Tigranakert intended to be a pilgrimage site

By Armen Press | Friday, 14 August 2009

STEPANAKERT (Armenpress)-It has already been five years that the archeological excavations of the ancient city of Tigranakert begun in the Nagorno Karabakh Republic.

This year, the upper part of the church (basilica) was excavated, which, according to initial data, dates back to the sixth century.

Head of the excavation group Doctor of Historical Sciences Hamlet Petrosyan singles out the discovery of an agate stamp this year. Archeologists were unsure about the period to which the stamp belonged, but are opining that it was the Hellenic period.

Petrosyan said that stamp and early medieval clay stamps prove that Tigranakert played a significant administrative-trade role.

Excavations at the north wall of the citadel are also in progress, with some 85 meters already excavated. It is one of the largest walls ever excavated in the South Caucasus.

The Nagorno-Karabakh Republic Foreign Ministry told Armenpress that the excavations were financed by the Karabakh government; organizational tasks were being coordinated by the "Tigranakert Reserve" state non-trade organisation established by Karabakh's Tourism Department.

A Museum of Tigranakert is being planned. At present reconstruction projects are being carried out in an 18th century castle, where the museum will be housed. Tigranakert is intended to become a pilgrimage site and a "Land of Promise of All-Armenians," said the foreign ministry.

As international mediators continue to seek a resolution to the Nagorno-Karabakh conflict, archeologists in the mountainous republic are searching for the remains of ancient Armenian cities in Karabakh, buried under the sands of time.

The Armenian specialists came close in 2005, when they found one of four Tigranakert cities built by Armenian King Tigran the Great on the liberated land of Aghdam, to the southeast of Martaket region.

"For me this is Troy, this is how I would assess it," said Vardges Safaryan, member of the Tigranakert expedition. "We continue finding different items here, but it's not the most important.
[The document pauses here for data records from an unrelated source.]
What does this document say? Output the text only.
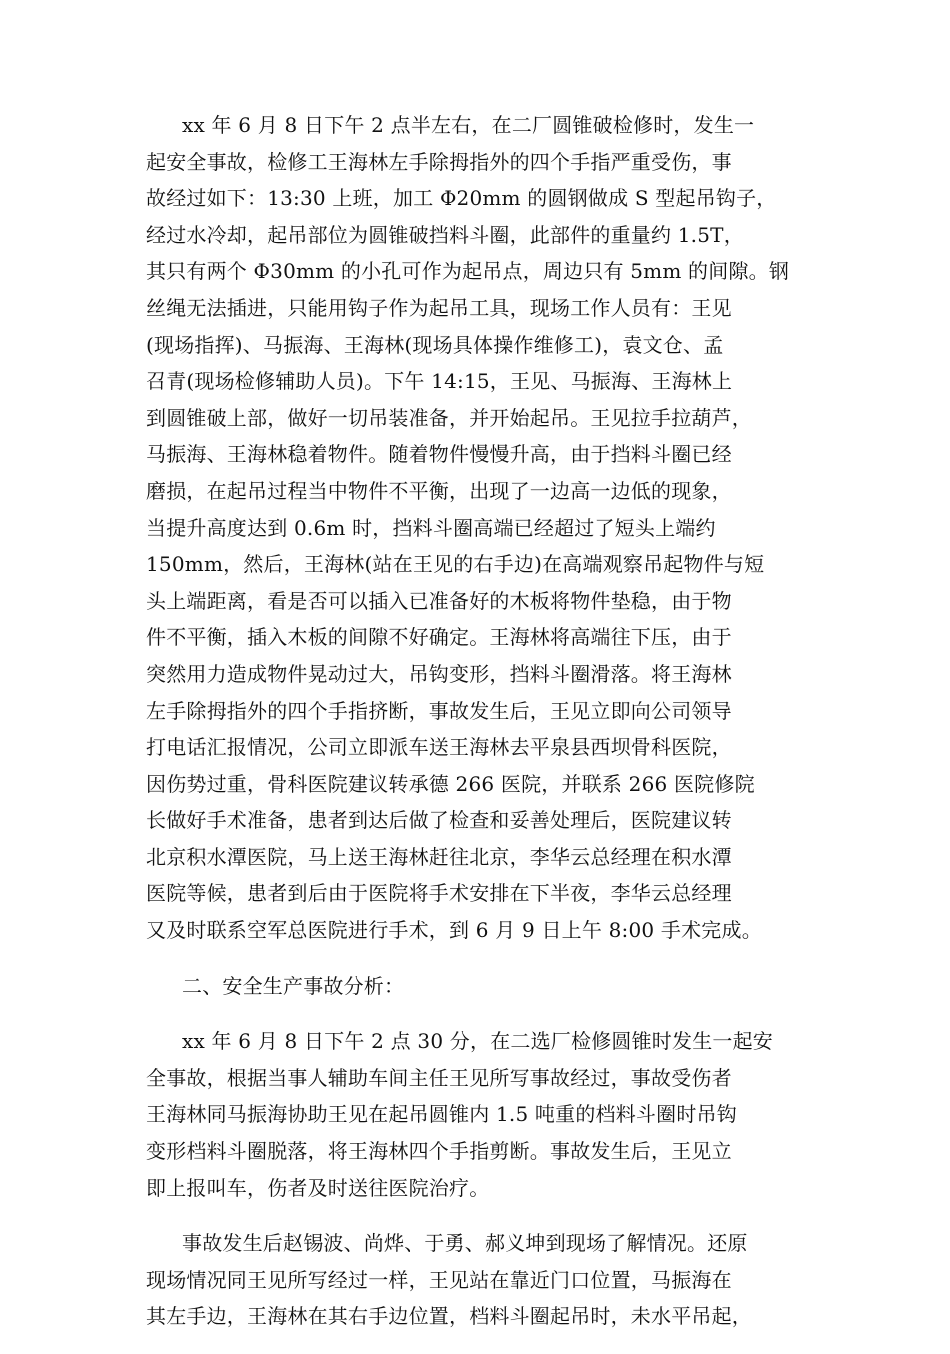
xx 年 6 月 8 日下午 2 点半左右，在二厂圆锥破检修时，发生一
起安全事故，检修工王海林左手除拇指外的四个手指严重受伤，事
故经过如下：13:30 上班，加工 Φ20mm 的圆钢做成 S 型起吊钩子，
经过水冷却，起吊部位为圆锥破挡料斗圈，此部件的重量约 1.5T，
其只有两个 Φ30mm 的小孔可作为起吊点，周边只有 5mm 的间隙。钢
丝绳无法插进，只能用钩子作为起吊工具，现场工作人员有：王见
(现场指挥)、马振海、王海林(现场具体操作维修工)，袁文仓、孟
召青(现场检修辅助人员)。下午 14:15，王见、马振海、王海林上
到圆锥破上部，做好一切吊装准备，并开始起吊。王见拉手拉葫芦，
马振海、王海林稳着物件。随着物件慢慢升高，由于挡料斗圈已经
磨损，在起吊过程当中物件不平衡，出现了一边高一边低的现象，
当提升高度达到 0.6m 时，挡料斗圈高端已经超过了短头上端约
150mm，然后，王海林(站在王见的右手边)在高端观察吊起物件与短
头上端距离，看是否可以插入已准备好的木板将物件垫稳，由于物
件不平衡，插入木板的间隙不好确定。王海林将高端往下压，由于
突然用力造成物件晃动过大，吊钩变形，挡料斗圈滑落。将王海林
左手除拇指外的四个手指挤断，事故发生后，王见立即向公司领导
打电话汇报情况，公司立即派车送王海林去平泉县西坝骨科医院，
因伤势过重，骨科医院建议转承德 266 医院，并联系 266 医院修院
长做好手术准备，患者到达后做了检查和妥善处理后，医院建议转
北京积水潭医院，马上送王海林赶往北京，李华云总经理在积水潭
医院等候，患者到后由于医院将手术安排在下半夜，李华云总经理
又及时联系空军总医院进行手术，到 6 月 9 日上午 8:00 手术完成。
二、安全生产事故分析：
xx 年 6 月 8 日下午 2 点 30 分，在二选厂检修圆锥时发生一起安
全事故，根据当事人辅助车间主任王见所写事故经过，事故受伤者
王海林同马振海协助王见在起吊圆锥内 1.5 吨重的档料斗圈时吊钩
变形档料斗圈脱落，将王海林四个手指剪断。事故发生后，王见立
即上报叫车，伤者及时送往医院治疗。
事故发生后赵锡波、尚烨、于勇、郝义坤到现场了解情况。还原
现场情况同王见所写经过一样，王见站在靠近门口位置，马振海在
其左手边，王海林在其右手边位置，档料斗圈起吊时，未水平吊起，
What's important is that the city once existed here,"

According to Safaryan, the city, founded sometime in the 80s B.C., survived through the 15th century, which explains the presence of not only Hellenic monuments, but Christian ones as well. Among the findings were two main walls and the towers of the Hellenic styled city and an Armenian church built sometime between the 5th and 7th centuries, in which was found a clay, dish-like item with an engraving that reads "My, Vache, the slave of God."

"This inscription dates back to the 6th-7th century, and it is the most ancient Armenian inscription found on Karbakh soil to date," said Safaryan.

The authorities of Nagorno-Karabakh have attached a great deal of importance to the excavations of Tigranakert and the government has been financing the project for approximately two years now.